New HIV law ensures better protection for children and youth

In only 10 years, the proportion of HIV-positive cases in the 15-24 year age group nearly tripled from 13% in 1999-2008 to 29% in 2009-2018, according to the November 2018 latest update of the Department of Health’s HIV and AIDS Registry.

For November 2018, there were 945 new cases (900 males and 45 females), with 71 already in the advanced stages of infection; six of whom are pregnant women.

There were 56 newly-diagnosed adolescents 10-19 years old; all were infected through sexual contact (5 male-female sex, 41 male-male sex, and 10 had sex with both males and females). There were six newly diagnosed children less than 10 years old, all were infected through mother-to-child transmission.

In the same month, there were 37 reported deaths; seven cases were aged 15-24.

From January 1984 (when the first case in the Philippines was reported) to November 2018, 4% (2,532) of all cases were 19 years old and younger at the time of diagnosis.

Out of the 2,532, there were 160 children less than 10 years old, among them 157 were infected through mother-to-child transmission; one through blood transfusion; and two without data on mode of transmission.

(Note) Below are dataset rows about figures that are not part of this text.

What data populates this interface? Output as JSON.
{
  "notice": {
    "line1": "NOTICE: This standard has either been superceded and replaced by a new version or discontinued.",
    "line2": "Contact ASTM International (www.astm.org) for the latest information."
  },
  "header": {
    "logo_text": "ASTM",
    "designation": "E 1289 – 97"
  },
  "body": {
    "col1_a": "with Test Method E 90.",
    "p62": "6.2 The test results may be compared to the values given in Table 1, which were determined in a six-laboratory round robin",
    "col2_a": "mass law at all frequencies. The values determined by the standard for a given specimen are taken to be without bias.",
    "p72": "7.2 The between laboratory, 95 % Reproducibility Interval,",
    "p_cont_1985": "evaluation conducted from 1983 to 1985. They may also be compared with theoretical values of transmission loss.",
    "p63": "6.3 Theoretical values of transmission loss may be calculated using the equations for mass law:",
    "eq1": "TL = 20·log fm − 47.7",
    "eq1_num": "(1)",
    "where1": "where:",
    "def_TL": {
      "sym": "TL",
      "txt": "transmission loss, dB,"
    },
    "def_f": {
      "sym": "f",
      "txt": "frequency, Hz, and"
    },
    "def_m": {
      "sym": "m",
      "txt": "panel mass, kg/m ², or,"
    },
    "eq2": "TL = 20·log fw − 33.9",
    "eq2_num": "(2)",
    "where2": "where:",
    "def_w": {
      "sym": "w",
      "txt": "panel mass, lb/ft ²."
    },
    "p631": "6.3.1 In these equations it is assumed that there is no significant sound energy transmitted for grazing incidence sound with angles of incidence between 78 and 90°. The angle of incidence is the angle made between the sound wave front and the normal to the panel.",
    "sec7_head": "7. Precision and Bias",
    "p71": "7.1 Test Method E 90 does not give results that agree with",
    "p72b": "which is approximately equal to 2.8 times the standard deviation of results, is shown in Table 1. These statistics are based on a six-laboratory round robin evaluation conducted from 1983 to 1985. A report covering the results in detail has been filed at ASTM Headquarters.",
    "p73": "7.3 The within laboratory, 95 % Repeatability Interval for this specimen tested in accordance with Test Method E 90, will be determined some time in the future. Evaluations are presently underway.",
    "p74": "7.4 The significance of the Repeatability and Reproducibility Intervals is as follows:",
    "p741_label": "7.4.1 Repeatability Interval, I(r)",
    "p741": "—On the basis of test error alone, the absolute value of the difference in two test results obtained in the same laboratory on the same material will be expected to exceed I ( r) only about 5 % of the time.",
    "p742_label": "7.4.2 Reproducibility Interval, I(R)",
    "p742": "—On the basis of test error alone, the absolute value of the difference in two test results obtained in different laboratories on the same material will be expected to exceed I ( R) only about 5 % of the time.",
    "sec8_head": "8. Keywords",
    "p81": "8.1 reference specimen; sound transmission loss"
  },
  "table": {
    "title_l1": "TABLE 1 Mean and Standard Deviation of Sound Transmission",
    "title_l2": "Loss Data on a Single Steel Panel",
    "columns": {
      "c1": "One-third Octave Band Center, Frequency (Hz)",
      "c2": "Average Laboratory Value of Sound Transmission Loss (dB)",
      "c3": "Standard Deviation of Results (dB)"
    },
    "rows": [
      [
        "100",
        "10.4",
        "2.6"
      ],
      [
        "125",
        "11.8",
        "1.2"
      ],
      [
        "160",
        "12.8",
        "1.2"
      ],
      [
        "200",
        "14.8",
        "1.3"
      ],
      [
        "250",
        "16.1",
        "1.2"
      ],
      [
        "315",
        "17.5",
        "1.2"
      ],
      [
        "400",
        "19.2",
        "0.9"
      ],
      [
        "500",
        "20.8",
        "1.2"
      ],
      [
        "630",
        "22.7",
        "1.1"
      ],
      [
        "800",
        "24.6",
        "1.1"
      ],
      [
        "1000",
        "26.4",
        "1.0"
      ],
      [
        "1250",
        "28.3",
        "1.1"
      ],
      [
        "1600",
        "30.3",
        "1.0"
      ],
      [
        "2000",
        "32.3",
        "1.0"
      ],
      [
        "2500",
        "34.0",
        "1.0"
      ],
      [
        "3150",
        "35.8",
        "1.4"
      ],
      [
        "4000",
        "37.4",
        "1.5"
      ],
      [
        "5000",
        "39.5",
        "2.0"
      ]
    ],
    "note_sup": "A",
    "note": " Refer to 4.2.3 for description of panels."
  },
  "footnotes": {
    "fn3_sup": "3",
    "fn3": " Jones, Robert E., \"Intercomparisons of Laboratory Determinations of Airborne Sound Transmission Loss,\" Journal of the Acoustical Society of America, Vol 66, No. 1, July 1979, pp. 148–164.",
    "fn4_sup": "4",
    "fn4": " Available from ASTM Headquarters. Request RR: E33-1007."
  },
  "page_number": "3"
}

The predominance of young people infected with the human immunodeficiency virus (HIV) that causes Acquired Immune Deficiency Syndrome (AIDS) is persistent in the government’s monthly report; many who are recorded officially may have been diagnosed during the late stages of infection due to underlying factors.

Benjamin de Leon, president of the Forum for Family Planning and Development, Inc. (The Forum), said the enactment of the HIV and AIDS Policy Act of 2018 (RA 11166) may improve the scenario for children and youth, as it would stop the rapid virus transmission among those in the young age brackets who had to seek parental and guardian consent prior to getting tested.

“Our work in The Forum involves responding to the reproductive and sexual health needs of children and young people through education and information campaigns to increase awareness,” said De Leon.

“The situation in the areas where we work is dismal because young people lack information and therefore, are not empowered to know about their health and how to seek help,” he said.

“The infection can spread unchecked if we continue to deny children and youth the necessary and urgent medical attention that they can get,” he said, adding that, “it is also urgent to address their lack of information, which is one of the major reasons why infection rates in the country are rising alarmingly.”

De Leon said his organization, The Forum, supports the new law that updates the Philippine AIDS Prevention and Control Act of 1998, whose most important feature is the removal of the need for “mature” minors between 15 and 18 to get parental consent prior to getting an HIV test.

“Children and young people can now avail themselves of the HIV test, and if they turn out positive, they can be treated and supported early,” he said.  “And because of better access and early medical and psychosocial intervention, stigma and discrimination will slowly be a thing of the past for children and youth who are living with HIV and AIDS.”

De Leon further said the work of advocacy organizations such as The Forum will be better complemented with the government expanding access to evidence-based HIV strategies and facilitate easier access for persons to know about their HIV status, apart from providing free and accessible antiretroviral treatment that slows down the advance of the virus.

De Leon also noted that “for almost two decades, there has been no comprehensive sex and sexuality education of any kind in the country, and it is the advocacy groups who are active in doing this in the hard-to-reach areas.”

“Let us rally behind the law and implement an education program that raises awareness and teaches prevention that helps reduce risky, vulnerable behavior,” he said. “Let us now strengthen our advocacy in promoting a rights-based approach in addressing HIV and AIDS.”

The Joint United Nations Programme on HIV/AIDS (UNAIDS) has said that the Philippines recorded the fastest growing HIV epidemic in the Asia Pacific from 2010 to 2016 with a 141 percent increase, which means 32 new cases reported daily. It is one of the very few countries in the world where HIV is on the rise nonstop.

According to the Department of Health, there will be a quarter of a million Filipinos living with HIV by 2030 if no drastic measures are done, and based on current trends, majority of new infections will likely be teens and young adults aged 15 to 24.

HIV is transmitted when body fluids, most commonly blood, semen and pre-seminal fluid, enters another person’s body, either through sexual contact, sharing of contaminated needles, transfusion of HIV-infected blood and through an infected pregnant mother to her child.

HIV causes AIDS, which destroys the human body’s natural ability to fight off all kinds of infections. The condition still does not have any known cure nor a vaccine.